With NARAL’s constant screaming about how much they care for the poor and women, one would think the group would be thrilled when a plan is submitted to build a 36-unit low-income housing project in a high-need area of Dane County. Especially since the groups involved in the project were requesting only a city loan (which they were going to pay interest on, thereby making the city money), and they were doing all the work themselves.

Unfortunately for people in need, the main group backing the project was a pro-life organization, and that was just too much to handle for NARAL Wisconsin. Despite the fact that the Care Net Pregnancy Center, the group proposing to build the housing units, would be legally barred from spreading religious or political views and couldn’t discriminate against tenants, several members of NARAL, including the former executive director of the group, managed to persuade city officials to shun the request for a city loan, potentially burying the entire project. Why? Because they might fill the units up with “like-minded tenants” (despite, as aforementioned, the fact that they couldn’t legally do that), and Care Net Pregnancy Centers “mislead” women about the risks of abortion.

Now, first, Care Net services aren’t going to be given on the property. In fact, Care Net had hired a separate firm to screen tenants and manage the development, so the two issues aren’t actually connected. Add to it that even NARAL’s undercover investigation of this particular clinic hadn’t found any evidence of alleged “misleading” and – for the third time – it would be illegal for Care Net to discriminate or spread religious or political views, one would have thought that planning officials would recognize the ridiculous nature of the complaint.

But clearly, it’s far better for people to continue homeless than to be helped by a group that’s pro-life. According to Ald. Joe Clausius, it would be wrong for taxpayers to support the project (apparently even in the form of a loan, which will actually bring the city money, not take it away).
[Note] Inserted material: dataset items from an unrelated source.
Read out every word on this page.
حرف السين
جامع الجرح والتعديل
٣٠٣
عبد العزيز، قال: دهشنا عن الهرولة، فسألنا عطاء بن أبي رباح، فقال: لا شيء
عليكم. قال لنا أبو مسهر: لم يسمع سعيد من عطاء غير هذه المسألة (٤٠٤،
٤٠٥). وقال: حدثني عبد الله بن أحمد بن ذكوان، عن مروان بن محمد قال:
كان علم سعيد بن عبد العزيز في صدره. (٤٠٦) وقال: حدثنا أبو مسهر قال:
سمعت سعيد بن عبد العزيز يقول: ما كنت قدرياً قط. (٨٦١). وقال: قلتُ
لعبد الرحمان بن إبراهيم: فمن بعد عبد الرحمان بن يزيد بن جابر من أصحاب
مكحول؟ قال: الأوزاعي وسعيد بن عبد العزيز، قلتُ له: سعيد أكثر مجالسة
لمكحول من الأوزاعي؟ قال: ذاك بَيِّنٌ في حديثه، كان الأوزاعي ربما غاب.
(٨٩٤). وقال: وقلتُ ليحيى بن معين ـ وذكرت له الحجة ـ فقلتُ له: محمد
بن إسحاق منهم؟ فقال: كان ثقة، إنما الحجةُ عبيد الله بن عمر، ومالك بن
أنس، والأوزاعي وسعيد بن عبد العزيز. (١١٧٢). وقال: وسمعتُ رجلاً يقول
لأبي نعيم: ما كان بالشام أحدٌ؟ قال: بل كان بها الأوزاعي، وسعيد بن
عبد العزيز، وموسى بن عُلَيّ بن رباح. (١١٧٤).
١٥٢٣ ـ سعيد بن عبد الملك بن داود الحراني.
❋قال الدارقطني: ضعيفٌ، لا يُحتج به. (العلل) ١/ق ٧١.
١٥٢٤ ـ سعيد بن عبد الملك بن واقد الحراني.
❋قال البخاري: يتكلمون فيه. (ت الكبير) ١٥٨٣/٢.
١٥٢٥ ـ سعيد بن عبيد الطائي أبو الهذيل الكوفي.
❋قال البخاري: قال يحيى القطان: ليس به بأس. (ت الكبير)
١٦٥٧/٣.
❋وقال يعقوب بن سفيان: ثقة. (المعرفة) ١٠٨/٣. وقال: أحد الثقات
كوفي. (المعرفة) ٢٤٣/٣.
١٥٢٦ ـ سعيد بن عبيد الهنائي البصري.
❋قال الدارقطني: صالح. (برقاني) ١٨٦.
After all, Clausius explained, as he urged members to vote against the loan, “I’m a lifelong pro-choice person[.]” Ald. Matt Phair gave perhaps the most rational explanation of his concerns by dismissing all of Care Net’s evidence that the housing project would be separate from the pregnancy clinic, and the legal counsel pointing out that Care Net had to keep it that way, by pontificating that “in the real world,” “there’s a connection without the connection.” Which clarifies the situation perfectly.

Despite the fact that Mary Charnitz of the Community Development Block Grant office warned the Board members that legally, they could not discriminate against Care Net “because of their political beliefs or medical philosophy as long as they do not impose that on the housing” and pointed out that Care Net (for the fourth time) couldn’t bring “their religious affiliations and political beliefs into this project,” the supposed “connection without the connection” was enough to cause city officials to bury the needs of the homeless in favor of making sure they will never, ever, in any way be exposed to pro-life beliefs and information. Which clearly does far more for the poor than giving them a roof over their heads and warm place to live.

So now the city has voted to spend $250,000 of its own money, instead of getting interest back from a loan, on a development that helps just over half the people who would otherwise have been helped.

Fortunately, the people at Care Net intend to apply for some federal funding and proceed with the project as they are able, and one can only wish them the best of success, as they truly care for women and the homeless.